1. 原文

Liftoff: a new baseline compiler for WebAssembly in V8

2. 摘要翻译

V8 v6.9 includes Liftoff, a new baseline compiler for WebAssembly. Liftoff is now enabled by default on desktop systems. This article details the motivation to add another compilation tier and describes the implementation and performance of Liftoff.

Since WebAssembly launched more than a year ago, adoption on the web has been steadily increasing. Big applications targeting WebAssembly have started to appear. For example, Epic’s ZenGarden benchmark comprises a 39.5 MB WebAssembly binary, and AutoDesk ships as a 36.8 MB binary. Since compilation time is essentially linear in the binary size, these applications take a considerable time to start up. On many machines it’s more than 30 seconds, which does not provide a great user experience.

But why does it take this long to start up a WebAssembly app, if similar JS apps start up much faster? The reason is that WebAssembly promises to deliver predictable performance, so once the app is running, you can be sure to consistently meet your performance goals (e.g. rendering 60 frames per second, no audio lag or artifacts…). In order to achieve this, WebAssembly code is compiled ahead of time in V8, to avoid any compilation pause introduced by a just-in-time compiler that could result in visible jank in the app.

简略翻译:
V8 从版本 v6.9 开始为 WebAssembly 内置了 Liftoff 这个新基准编译器。它会在桌面系统上默认启用。这篇文章就是描述实现的细节和其性能的。

WebAssembly 已经上线超过一年了,使用这种技术的 WEB 站点在稳定增加中。使用 WebAssembly 技术的大型应用也开始出现了。例如,Epic 的 ZenGarden benchmark 包含了一个 39.5 MB 的二进制文件,AutoDesk 发布了一个 36.8 MB 的二进制文件。因为编译时间和二进制文件的体积呈正相关关系,这些应用程序启动需要耗费大量时间。在许多机器上,启动时间都超过了 30 秒,这对用户体验来说是个灾难。

但为什么 WebAssembly 应用需要花那么长时间进行启动,而类似的 JS 应用则启动得快得多?因为 WebAssembly 程度更优秀的性能,因此一旦应用程序运行,则必然会达到预期的性能指标(e.g 每秒渲染 60 帧,没有音效延迟 …)。为了达到这个目标,WebAssembly 代码必须在 V8 中尽早编译,来避免任何因 JIT 编译器编译造成的延迟。

The existing compilation pipeline (TurboFan)

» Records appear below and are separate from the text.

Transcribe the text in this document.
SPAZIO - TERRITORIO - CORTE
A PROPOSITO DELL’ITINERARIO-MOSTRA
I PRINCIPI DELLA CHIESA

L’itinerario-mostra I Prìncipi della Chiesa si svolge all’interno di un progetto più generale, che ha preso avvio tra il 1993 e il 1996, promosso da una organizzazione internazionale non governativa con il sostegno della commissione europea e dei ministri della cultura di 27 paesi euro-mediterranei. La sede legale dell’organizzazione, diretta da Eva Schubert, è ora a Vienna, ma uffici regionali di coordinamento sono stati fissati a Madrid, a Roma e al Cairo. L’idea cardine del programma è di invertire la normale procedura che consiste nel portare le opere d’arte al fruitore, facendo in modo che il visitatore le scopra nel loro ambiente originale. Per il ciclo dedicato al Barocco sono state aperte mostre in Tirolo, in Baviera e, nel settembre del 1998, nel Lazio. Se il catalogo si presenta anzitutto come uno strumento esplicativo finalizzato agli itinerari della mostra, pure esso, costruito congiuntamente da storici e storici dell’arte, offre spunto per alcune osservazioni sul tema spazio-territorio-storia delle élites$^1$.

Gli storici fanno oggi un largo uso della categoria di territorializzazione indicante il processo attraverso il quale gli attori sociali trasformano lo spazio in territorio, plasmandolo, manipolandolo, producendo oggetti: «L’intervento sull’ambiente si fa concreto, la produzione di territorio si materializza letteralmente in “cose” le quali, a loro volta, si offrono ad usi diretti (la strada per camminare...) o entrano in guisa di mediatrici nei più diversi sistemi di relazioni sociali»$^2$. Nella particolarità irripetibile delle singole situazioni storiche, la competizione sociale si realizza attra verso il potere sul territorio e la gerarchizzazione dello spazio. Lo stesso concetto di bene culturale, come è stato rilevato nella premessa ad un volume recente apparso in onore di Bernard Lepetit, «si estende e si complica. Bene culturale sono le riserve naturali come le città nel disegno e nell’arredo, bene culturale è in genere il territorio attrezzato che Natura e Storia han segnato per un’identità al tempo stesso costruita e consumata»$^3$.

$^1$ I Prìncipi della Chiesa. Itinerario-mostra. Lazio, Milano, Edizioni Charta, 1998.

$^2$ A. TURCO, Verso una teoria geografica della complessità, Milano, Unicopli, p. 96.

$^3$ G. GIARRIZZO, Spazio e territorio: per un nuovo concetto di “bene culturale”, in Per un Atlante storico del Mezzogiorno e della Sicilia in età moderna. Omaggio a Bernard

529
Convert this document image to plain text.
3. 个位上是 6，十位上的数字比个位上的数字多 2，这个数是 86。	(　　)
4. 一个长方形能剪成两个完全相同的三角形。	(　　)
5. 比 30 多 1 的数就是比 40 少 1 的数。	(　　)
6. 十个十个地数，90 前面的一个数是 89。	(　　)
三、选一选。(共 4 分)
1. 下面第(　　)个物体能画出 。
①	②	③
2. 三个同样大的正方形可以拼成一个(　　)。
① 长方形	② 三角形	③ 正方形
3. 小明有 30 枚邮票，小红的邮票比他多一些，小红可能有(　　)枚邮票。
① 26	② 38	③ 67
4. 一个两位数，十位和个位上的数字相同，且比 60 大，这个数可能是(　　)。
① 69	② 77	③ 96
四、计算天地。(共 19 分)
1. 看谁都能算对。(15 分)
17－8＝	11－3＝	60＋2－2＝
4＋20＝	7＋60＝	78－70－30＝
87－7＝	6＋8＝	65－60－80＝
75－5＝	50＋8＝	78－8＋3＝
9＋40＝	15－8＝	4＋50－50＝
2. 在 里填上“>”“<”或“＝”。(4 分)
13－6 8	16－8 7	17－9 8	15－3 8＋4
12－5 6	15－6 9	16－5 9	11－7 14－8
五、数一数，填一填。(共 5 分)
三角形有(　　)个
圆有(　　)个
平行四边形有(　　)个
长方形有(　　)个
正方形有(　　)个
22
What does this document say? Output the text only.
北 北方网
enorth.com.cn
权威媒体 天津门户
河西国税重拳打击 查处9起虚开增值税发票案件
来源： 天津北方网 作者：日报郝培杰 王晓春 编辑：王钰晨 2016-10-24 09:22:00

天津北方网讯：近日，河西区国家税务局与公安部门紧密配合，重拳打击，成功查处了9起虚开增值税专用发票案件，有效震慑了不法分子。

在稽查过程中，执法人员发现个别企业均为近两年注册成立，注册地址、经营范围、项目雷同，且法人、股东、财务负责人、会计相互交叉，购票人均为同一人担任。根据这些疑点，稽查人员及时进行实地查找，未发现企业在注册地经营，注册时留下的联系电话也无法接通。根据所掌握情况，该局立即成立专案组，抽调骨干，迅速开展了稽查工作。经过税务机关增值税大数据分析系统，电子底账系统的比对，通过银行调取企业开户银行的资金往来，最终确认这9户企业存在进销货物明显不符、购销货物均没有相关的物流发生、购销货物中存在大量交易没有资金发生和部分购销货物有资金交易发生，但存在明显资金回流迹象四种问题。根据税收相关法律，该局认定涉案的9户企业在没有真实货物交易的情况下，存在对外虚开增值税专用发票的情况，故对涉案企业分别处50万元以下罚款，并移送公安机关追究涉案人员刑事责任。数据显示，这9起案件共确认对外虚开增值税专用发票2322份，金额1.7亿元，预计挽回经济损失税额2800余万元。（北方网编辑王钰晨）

V8’s approach to compiling WebAssembly has relied on TurboFan, the optimizing compiler we designed for JavaScript and asm.js. TurboFan is a powerful compiler with a graph-based intermediate representation (IR) suitable for advanced optimizations such as strength reduction, inlining, code motion, instruction combining, and sophisticated register allocation. TurboFan’s design supports entering the pipeline very late, nearer to machine code, which bypasses many of the stages necessary for supporting JavaScript compilation. By design, transforming WebAssembly code into TurboFan’s IR (including SSA-construction) in a straightforward single pass is very efficient, partially due to WebAssembly’s structured control flow. Yet the backend of the compilation process still consumes considerable time and memory.

简略翻译:
V8 之前编译 WebAssembly 是依赖 TurboFan 这个编译器,它最初是为了 JS 和 asm.js 设计的。后续一大段都是讲 TurboFan 设计及运行中一些问题的原因和优缺点。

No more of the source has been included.